A long, thoughtful, and informative editorial in Eurosurveillance: Refugee crisis demands European Union-wide surveillance! Excerpt:
The conflicts in the Middle-East and instability in Libya and some parts of Asia and Africa have resulted in a dramatic influx of refugees to the European Union (EU) in recent years. In the first nine months of 2015, more than 600,000 applications for asylum were filed in the EU. With no prospect of change of the international context in the near future, it is likely that the influx of refugees into the EU will continue and may even increase in coming months.
We have witnessed numerous large displacements of populations in recent years and ‘Refugee health’ has become an area of concern for national and international, governmental and non-governmental organisations. Much has been learned from responding to these humanitarian crises.
Although refugees are facing a similar spectrum of non-communicable diseases to those experienced by the indigenous population of their countries of origin, trauma and injuries, sexual and reproductive health issues, violence and psychosocial disorders are among the most frequent health problems refugees encounter. Disruption of healthcare delivery systems in their countries of origin and limited access to healthcare during their journey result in the interruption of treatments often required for the control of chronic diseases.

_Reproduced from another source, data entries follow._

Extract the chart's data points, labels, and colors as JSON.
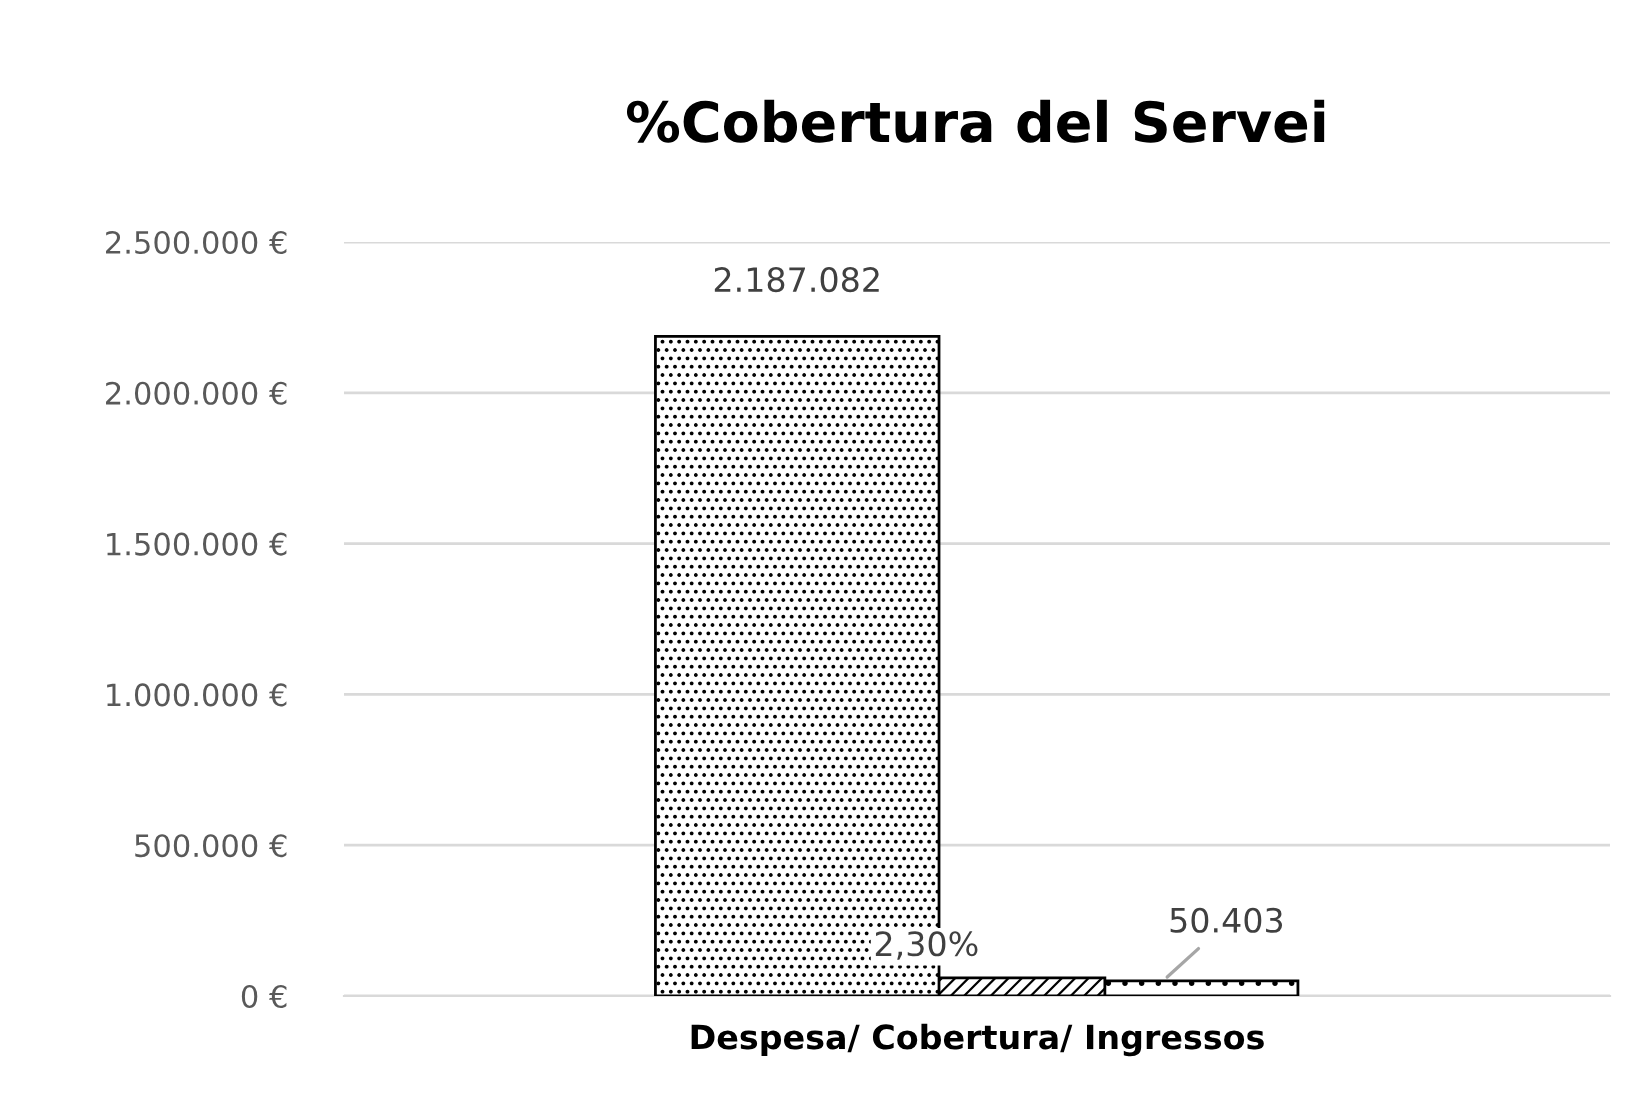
{
  "chart_data": {
    "type": "bar",
    "title": "%Cobertura del Servei",
    "categories": [
      "Despesa/ Cobertura/ Ingressos"
    ],
    "series": [
      {
        "color": "#000000",
        "values": [
          2187082
        ],
        "value_labels": [
          "2.187.082"
        ]
      },
      {
        "color": "#000000",
        "values": [
          60000
        ]
      },
      {
        "color": "#000000",
        "values": [
          50403
        ],
        "value_labels": [
          "50.403"
        ]
      }
    ],
    "ylim": [
      0,
      2500000
    ],
    "yticks": [
      {
        "value": 0,
        "label": "0 €"
      },
      {
        "value": 500000,
        "label": "500.000 €"
      },
      {
        "value": 1000000,
        "label": "1.000.000 €"
      },
      {
        "value": 1500000,
        "label": "1.500.000 €"
      },
      {
        "value": 2000000,
        "label": "2.000.000 €"
      },
      {
        "value": 2500000,
        "label": "2.500.000 €"
      }
    ],
    "annotations": [
      {
        "text": "2,30%",
        "x": "Despesa/ Cobertura/ Ingressos",
        "y": 60000
      }
    ],
    "grid": "y",
    "legend": false
  }
}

Refugee populations entering the EU/European Economic Area (EEA), and particularly children, are at risk of exposure to infectious diseases in the same way as other EU residents, and in some cases may be more vulnerable because of the interruption of public health programmes, notably for immunisation, in their country of origin, as well as through various barriers to access healthcare such as language, culture etc. It is therefore important that they benefit from protection from infectious diseases, including those prevented through routine vaccinations.
In addition, these refugees may be at specific risk for certain infectious diseases in relation to their country of origin, countries traversed during their migration, and the conditions they experienced during their mostly difficult journeys.
It is important to note that refugees should not be seen as representing a threat to Europeans regarding infectious diseases, but rather as being themselves vulnerable for such diseases. For example, poor living conditions and close contact in crowded shelters and refugee camps may increase the risk for the spread of lice and/or fleas, which in rare cases can carry diseases such as louse-borne diseases (relapsing fever due to Borrelia recurrentis, trench fever due to Bartonella quintana, epidemic typhus due to Rickettsia prowazekii), murine typhus and mites (scabies).
In recent months, sporadic cases of louse-borne relapsing fever (LBRF) have been reported in Belgium, Finland, Germany and the Netherlands among migrants from Eritrea, Somalia and Sudan. LBRF is a disease transmitted by body lice that caused major epidemics in the first half of the 20th century in Europe and is known to have occurred occasionally among homeless people in recent years, without spreading to the general population.
Recent reports from Italy indicate that transmission of LBRF is likely to have occurred in shelters for refugees in the EU, resulting in the risk of cross-border spread as refugees are frequently moving to other countries. Media are reporting outbreaks of scabies and diarrhoea, notably in Calais, France, in relation to poor housing and hygiene conditions.